Absolutely right, there is an inherent flaw in thinking, i couldnt have put it better. Again, its the frame of reference. If thinking is the frame of reference, then everything following it has to remain in the frame of reference. Decates said, "i think therefore i am", framed thinking within thinking. He should have said, "i think i think, therefore i think i am". It has a place for sure, just like a starter motor has a place on a car. But you cant drive your car on the starter motor (well I guess you can but it will be painfully slow progress, and the starter motor will burn out).
I like the quote, it points to exactly this. Our experience is too rich for theories. Well of course it is, experience is not a theory. All is vibration, so it always was, so it always will be.
Driver: the starter motor is too slow to complete this 10,000 mile journey (moving at half a mile an hour)
Co-driver: No, the distance is just too far.
Everything on the outside is a reflection, therefore its all appears backwards. Look at your image in a mirror. Then look at a photograph of yourself, they dont match.
The problem here is not excess thought, it’s how we perceive prediction error, which is experienced as humility, pain, loss or lack. We generally refer to this as suffering, and we do our best to avoid it.
But prediction error is simply a recognition that how we conceptualise or think of reality doesn’t correspond to our sensory experience of the present moment. It’s a challenge to find the energy, attention and effort to process this new information at the time because the body operates on limited resources, which have already been allocated in advance. Do we hold onto our concepts as they are, or do we adjust them to accomodate this new information?

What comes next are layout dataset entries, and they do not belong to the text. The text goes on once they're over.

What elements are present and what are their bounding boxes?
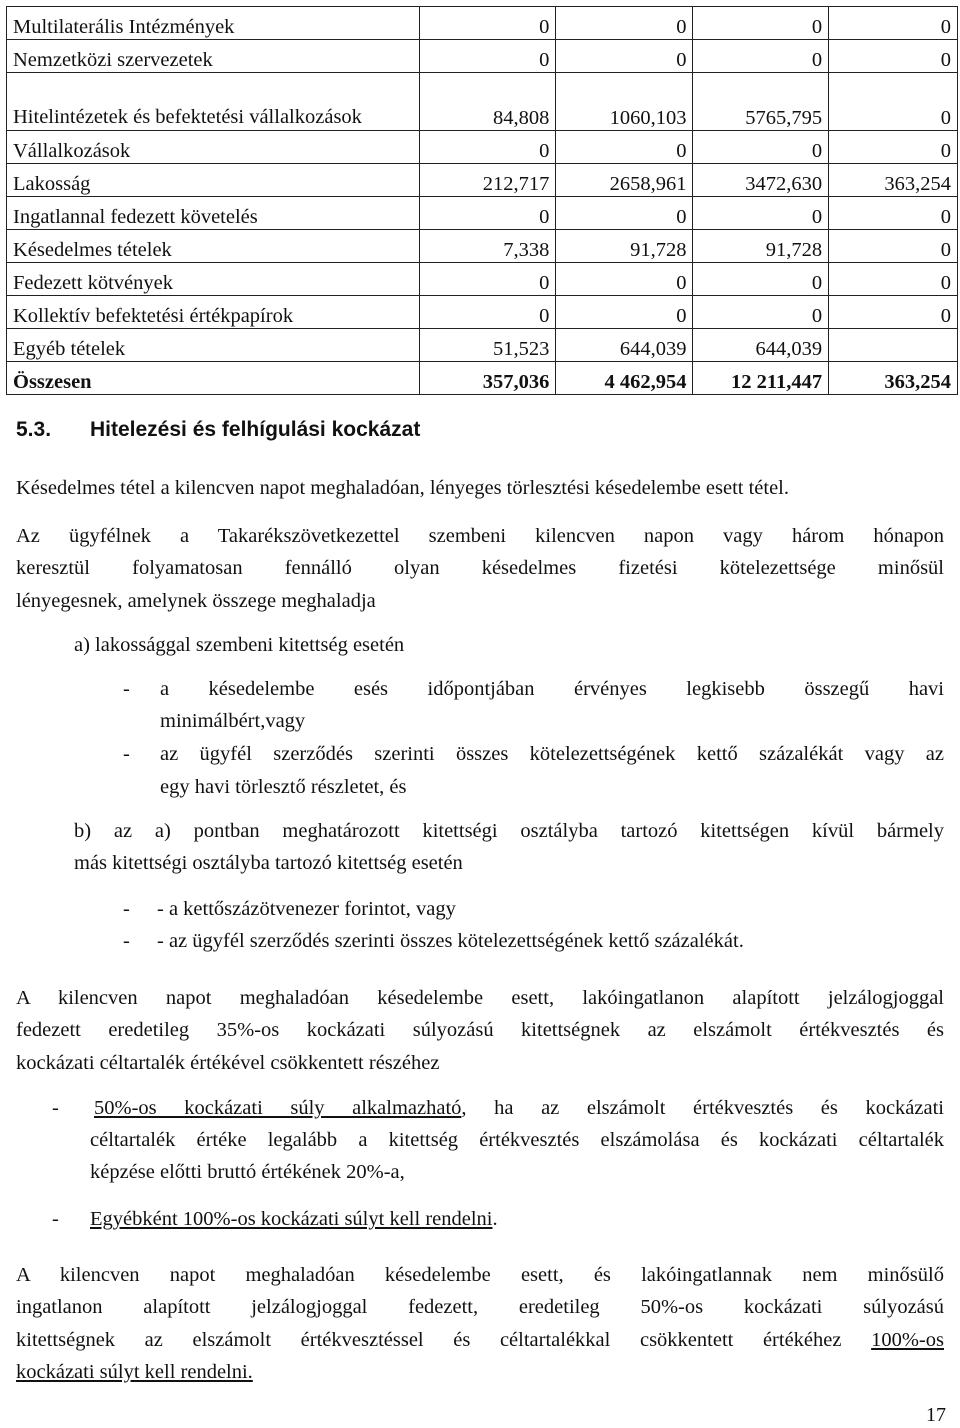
exposure-table <box>6 6 958 395</box>
row-label-cell: Lakosság <box>7 164 420 197</box>
value-cell: 0 <box>693 40 829 73</box>
value-cell: 0 <box>419 131 556 164</box>
table-row <box>7 362 958 395</box>
value-cell: 0 <box>419 197 556 230</box>
list-item-line: képzése előtti bruttó értékének 20%-a, <box>90 1161 405 1183</box>
bullet-dash: - <box>123 678 130 700</box>
list-item-line: egy havi törlesztő részletet, és <box>160 776 407 798</box>
list-item-line: az ügyfél szerződés szerinti összes kötelezettségének kettő százalékát vagy az <box>160 743 944 765</box>
text-run: , ha az elszámolt értékvesztés és kockázati <box>461 1097 944 1119</box>
value-cell: 0 <box>829 263 958 296</box>
table-row <box>7 296 958 329</box>
list-item-line: - az ügyfél szerződés szerinti összes kötelezettségének kettő százalékát. <box>157 930 744 952</box>
paragraph-line: Az ügyfélnek a Takarékszövetkezettel szembeni kilencven napon vagy három hónapon <box>16 525 944 547</box>
value-cell: 212,717 <box>419 164 556 197</box>
paragraph-line: fedezett eredetileg 35%-os kockázati súlyozású kitettségnek az elszámolt értékvesztés és <box>16 1019 944 1041</box>
table-row <box>7 7 958 40</box>
table-row <box>7 40 958 73</box>
value-cell: 357,036 <box>419 362 556 395</box>
value-cell: 91,728 <box>693 230 829 263</box>
row-label-cell: Összesen <box>7 362 420 395</box>
paragraph-line: lényegesnek, amelynek összege meghaladja <box>16 590 376 612</box>
row-label-cell: Hitelintézetek és befektetési vállalkozások <box>7 73 420 131</box>
row-label-cell: Egyéb tételek <box>7 329 420 362</box>
paragraph-definition: Késedelmes tétel a kilencven napot meghaladóan, lényeges törlesztési késedelembe esett tétel. <box>16 477 789 499</box>
value-cell: 0 <box>556 197 693 230</box>
value-cell: 91,728 <box>556 230 693 263</box>
underlined-text: kockázati súlyt kell rendelni. <box>16 1361 253 1383</box>
row-label-cell: Fedezett kötvények <box>7 263 420 296</box>
section-title: Hitelezési és felhígulási kockázat <box>90 418 421 441</box>
paragraph-line: kockázati céltartalék értékével csökkentett részéhez <box>16 1052 440 1074</box>
value-cell: 51,523 <box>419 329 556 362</box>
value-cell: 0 <box>829 7 958 40</box>
bullet-dash: - <box>123 898 130 920</box>
paragraph-line: A kilencven napot meghaladóan késedelembe esett, és lakóingatlannak nem minősülő <box>16 1264 944 1286</box>
table-row <box>7 230 958 263</box>
list-item-line: minimálbért,vagy <box>160 710 306 732</box>
value-cell: 84,808 <box>419 73 556 131</box>
value-cell: 4 462,954 <box>556 362 693 395</box>
value-cell: 0 <box>693 131 829 164</box>
value-cell: 0 <box>693 263 829 296</box>
value-cell: 0 <box>556 40 693 73</box>
table-row <box>7 73 958 131</box>
value-cell <box>829 329 958 362</box>
list-heading-b-line2: más kitettségi osztályba tartozó kitettség esetén <box>74 852 463 874</box>
value-cell: 0 <box>829 40 958 73</box>
value-cell: 363,254 <box>829 362 958 395</box>
value-cell: 12 211,447 <box>693 362 829 395</box>
row-label-cell: Multilaterális Intézmények <box>7 7 420 40</box>
list-item-line <box>94 1092 944 1124</box>
list-heading-a: a) lakossággal szembeni kitettség esetén <box>74 634 405 656</box>
value-cell: 0 <box>419 40 556 73</box>
value-cell: 0 <box>556 263 693 296</box>
paragraph-line <box>16 1324 944 1356</box>
underlined-text: 100%-os <box>871 1329 944 1351</box>
row-label-cell: Kollektív befektetési értékpapírok <box>7 296 420 329</box>
value-cell: 1060,103 <box>556 73 693 131</box>
list-item-line: - a kettőszázötvenezer forintot, vagy <box>157 898 456 920</box>
underlined-text: 50%-os kockázati súly alkalmazható <box>94 1097 462 1119</box>
text-run: . <box>492 1208 498 1230</box>
value-cell: 644,039 <box>693 329 829 362</box>
row-label-cell: Késedelmes tételek <box>7 230 420 263</box>
bullet-dash: - <box>123 743 130 765</box>
paragraph-line <box>16 1356 944 1388</box>
list-item-line: céltartalék értéke legalább a kitettség értékvesztés elszámolása és kockázati céltartalék <box>90 1129 944 1151</box>
value-cell: 0 <box>419 7 556 40</box>
paragraph-line: ingatlanon alapított jelzálogjoggal fedezett, eredetileg 50%-os kockázati súlyozású <box>16 1296 944 1318</box>
bullet-dash: - <box>52 1097 59 1119</box>
section-heading <box>16 418 420 442</box>
value-cell: 0 <box>829 73 958 131</box>
bullet-dash: - <box>52 1208 59 1230</box>
table-row <box>7 197 958 230</box>
table-row <box>7 131 958 164</box>
paragraph-line: keresztül folyamatosan fennálló olyan késedelmes fizetési kötelezettsége minősül <box>16 557 944 579</box>
value-cell: 363,254 <box>829 164 958 197</box>
underlined-text: Egyébként 100%-os kockázati súlyt kell rendelni <box>90 1208 493 1230</box>
value-cell: 0 <box>556 131 693 164</box>
value-cell: 644,039 <box>556 329 693 362</box>
value-cell: 0 <box>829 131 958 164</box>
value-cell: 0 <box>829 230 958 263</box>
text-run: kitettségnek az elszámolt értékvesztéssel és céltartalékkal csökkentett értékéhez <box>16 1329 872 1351</box>
section-number: 5.3. <box>16 418 52 441</box>
table-row <box>7 329 958 362</box>
row-label-cell: Vállalkozások <box>7 131 420 164</box>
value-cell: 0 <box>829 296 958 329</box>
bullet-dash: - <box>123 930 130 952</box>
value-cell: 3472,630 <box>693 164 829 197</box>
row-label-cell: Nemzetközi szervezetek <box>7 40 420 73</box>
paragraph-line: A kilencven napot meghaladóan késedelembe esett, lakóingatlanon alapított jelzálogjoggal <box>16 987 944 1009</box>
list-item-line <box>90 1203 944 1235</box>
value-cell: 0 <box>693 7 829 40</box>
value-cell: 0 <box>556 296 693 329</box>
list-item-line: a késedelembe esés időpontjában érvényes legkisebb összegű havi <box>160 678 944 700</box>
value-cell: 0 <box>556 7 693 40</box>
value-cell: 5765,795 <box>693 73 829 131</box>
value-cell: 0 <box>693 296 829 329</box>
table-row <box>7 164 958 197</box>
row-label-cell: Ingatlannal fedezett követelés <box>7 197 420 230</box>
value-cell: 0 <box>693 197 829 230</box>
value-cell: 0 <box>419 296 556 329</box>
list-heading-b: b) az a) pontban meghatározott kitettségi osztályba tartozó kitettségen kívül bármely <box>74 820 944 842</box>
value-cell: 0 <box>829 197 958 230</box>
value-cell: 7,338 <box>419 230 556 263</box>
value-cell: 0 <box>419 263 556 296</box>
table-row <box>7 263 958 296</box>
value-cell: 2658,961 <box>556 164 693 197</box>
page-number: 17 <box>926 1404 946 1426</box>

Anxiety, unease or full-blown panic attack occurs when we don’t recognise the internal negative affect from prediction error as our sensory experience challenging the concepts we use to make these predictions. Interoception of negative internal affect interprets this new sensory information from the present moment as the cause and therefore an imminent physical threat, and prepares the system accordingly. Instead of allocating energy to integrate the new information, the body allocates energy to generate a fight-or-flight response to this ‘offending’ information.
On humility, I see this in a young child who is encouraged to say sorry. They struggle to start with and will refuse. But, once they do it, and do it a few times, they then understand the benefit to it, and then they offer "a sorry" before you ask them. That is of course, if you explain what the sorry is for, and why it is necessary. If you just get them to "parrot" a sorry, then it has no value other than to appear like a nice thing to do - an etiquette.
It may well be we have a different understanding of the words, because I will be completely honest, I don't know what "prediction error as our sensory experience" means to you, as it suggests that perhaps your senses gave you false information? I'm not sure I follow. Again, I don't understand a lot of it, but as another example, "Instead of allocating energy to integrate the new information, the body allocates energy to generate a fight-or-flight response to this ‘offending’ information." Are you suggesting that there is not enough energy in the system to understanding something? The body has not allocated any energy in my understanding from or to the "fight or flight" response, because this is a release of hormones into the blood, excreted from the adrenal glands? Has energy been diverted from somewhere else to make the glands work? I don't know. I'm sorry, I'm not being facetious, I just don't completely follow the words. I'm pretty sure its just our difference in understanding of the combination of words.